Presenza di sangue nel vomito

La presenza di sangue di colore rosso nel vomito, indica sanguinamento attivo a carico di un punto situato tra il cavo orale e l’intestino tenue superiore del gatto. Nella maggior parte dei casi, la causa è riconducibile alla presenza di un corpo estraneo. Nel caso in cui, il materiale espulso appaia simile a fondi di caffè, si tratta di sangue “vecchio” parzialmente digerito. Anche in questo caso, è possibile la presenza di sanguinamento in un punto sito tra la bocca e la parte superiore dell’intestino tenue dell’animale.

La presenza di sangue nel vomito è segno di una condizione grave che deve essere valutata immediatamente dal veterinario.

Vomito fecale

Se il gatto vomita materiale simile nell’aspetto e nell’odore a feci, è probabile che soffra di ostruzione intestinale o peritonite. Un’altra causa di vomito fecale, è un trauma addominale brusco o penetrante occorso al gatto. Anche in questo caso, è essenziale rivolgersi immediatamente al veterinario per trattare la condizione il prima possibile.

Vomito “a proiettile”

Questa tipologia di vomito è caratterizzata da forte vomito in cui il contenuto dello stomaco viene espulso improvvisamente, spesso ad una distanza considerevole. Ciò indica un blocco totale dell’apparato gastrointestinale superiore. Corpi estranei, boli di pelo, tumori e stenosi (restringimenti) sono possibili cause.
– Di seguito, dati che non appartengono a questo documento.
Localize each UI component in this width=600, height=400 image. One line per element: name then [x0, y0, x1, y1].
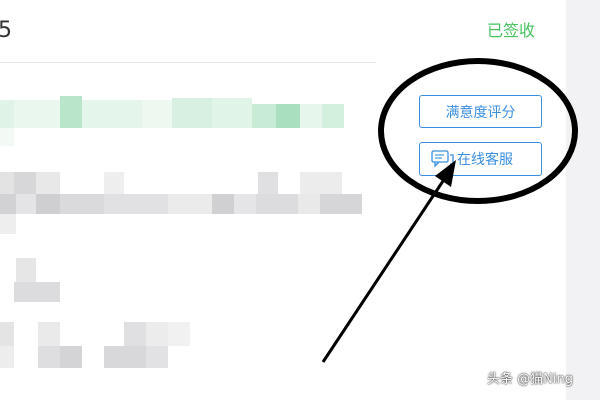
satisfaction-rating-button[interactable]: 满意度评分 — [419, 95, 542, 128]
blur-block — [16, 194, 36, 214]
blur-block — [38, 322, 60, 346]
blur-block — [0, 128, 14, 146]
blur-block — [0, 100, 14, 128]
blur-block — [38, 346, 60, 368]
blur-block — [142, 100, 172, 128]
blur-block — [104, 346, 146, 368]
blur-block — [258, 172, 278, 194]
blur-block — [124, 322, 146, 346]
blur-block — [60, 96, 82, 128]
blur-block — [14, 100, 60, 128]
satisfaction-rating-label: 满意度评分 — [445, 103, 516, 120]
blur-block — [300, 172, 342, 194]
blur-block — [104, 194, 168, 214]
chat-bubble-icon — [431, 150, 455, 168]
blur-block — [252, 104, 276, 128]
blur-block — [320, 194, 362, 214]
online-service-button[interactable]: 在线客服 — [419, 142, 542, 176]
online-service-label: 在线客服 — [457, 151, 513, 167]
blur-block — [146, 322, 168, 346]
blur-block — [60, 346, 82, 368]
blur-block — [300, 104, 322, 128]
blur-block — [36, 194, 60, 214]
right-side-panel — [566, 0, 600, 400]
blur-block — [276, 104, 300, 128]
blur-block — [322, 104, 344, 128]
blur-block — [0, 346, 14, 368]
blur-block — [0, 214, 16, 234]
blur-block — [82, 100, 142, 128]
blur-block — [256, 194, 298, 214]
delivery-status: 已签收 — [487, 21, 536, 40]
blur-block — [146, 346, 168, 368]
blur-block — [36, 172, 60, 194]
blurred-order-details — [0, 0, 380, 400]
blur-block — [168, 194, 212, 214]
watermark: 头条 @猫Ning — [487, 372, 573, 387]
blur-block — [234, 194, 256, 214]
blur-block — [172, 98, 212, 128]
blur-block — [212, 98, 252, 128]
blur-block — [298, 194, 320, 214]
blur-block — [0, 194, 16, 214]
blur-block — [14, 172, 36, 194]
blur-block — [14, 282, 60, 302]
blur-block — [212, 194, 234, 214]
annotation-circle — [378, 58, 578, 204]
blur-block — [0, 172, 14, 194]
blur-block — [168, 322, 190, 346]
blur-block — [104, 172, 124, 194]
blur-block — [0, 322, 14, 346]
blur-block — [16, 258, 36, 282]
blur-block — [60, 194, 104, 214]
Anche le malattie cerebrali che causano un aumento della pressione intracranica possono produrre vomito “a proiettile”. Esse includono tumore al cervello, encefalite e coaguli di sangue.

Trattamento domestico

Qualora vi fossero dubbi circa la causa o la gravità del vomito sperimentato dal gatto, è opportuno consultare sempre il veterinario. Il vomito può causare nel gatto una rapida disidratazione, in considerazione dei fluidi corporei e degli elettroliti persi. Se il vomito è associato a diarrea, il rischio di disidratazione aumenta drammaticamente. Si consiglia di consultare il veterinario se il vomito persiste per più di 24 ore, se il gatto diventa disidratato o se il vomito è ricorrente.

Il trattamento domestico è indicato solo per i gatti adulti sani e normali che non presentano altri sintomi oltre al vomito. I cuccioli e i gatti con condizioni di salute preesistenti e i gatti anziani, che presentano una ridotta capacità di tollerare la disidratazione, devono essere curati dal veterinario.

Quando lo stomaco risponde prontamente, il corpo estraneo viene espulso. In seguito, è importante mantenere lo stomaco del gatto a riposo evitando la somministrazione di cibo e acqua per un minimo di 12 ore. Se il gatto sembra avere sete, è possibile fargli leccare dei cubetti di ghiaccio.

Trascorso il tempo indicato (12 ore), se il vomito è cessato, è possibile offrire al gatto piccole quantità di acqua. In aggiunta all’acqua, può essere somministrata in piccole quantità una soluzione elettrolitica pediatrica (è consigliabile chiedere sempre il parere del veterinario prima di procedere alla somministrazione di tale soluzione).

Se l’acqua è ben tollerata, è possibile passare alla somministrazione di un alimento per bambini a base di carne filtrato (che sia povero di grassi e privo di polvere di cipolla). Nei 2 giorni successivi, è consigliabile offrire al gatto 4-6 piccoli pasti giornalieri. Dopodiché, è possibile ripristinare il normale regime alimentare.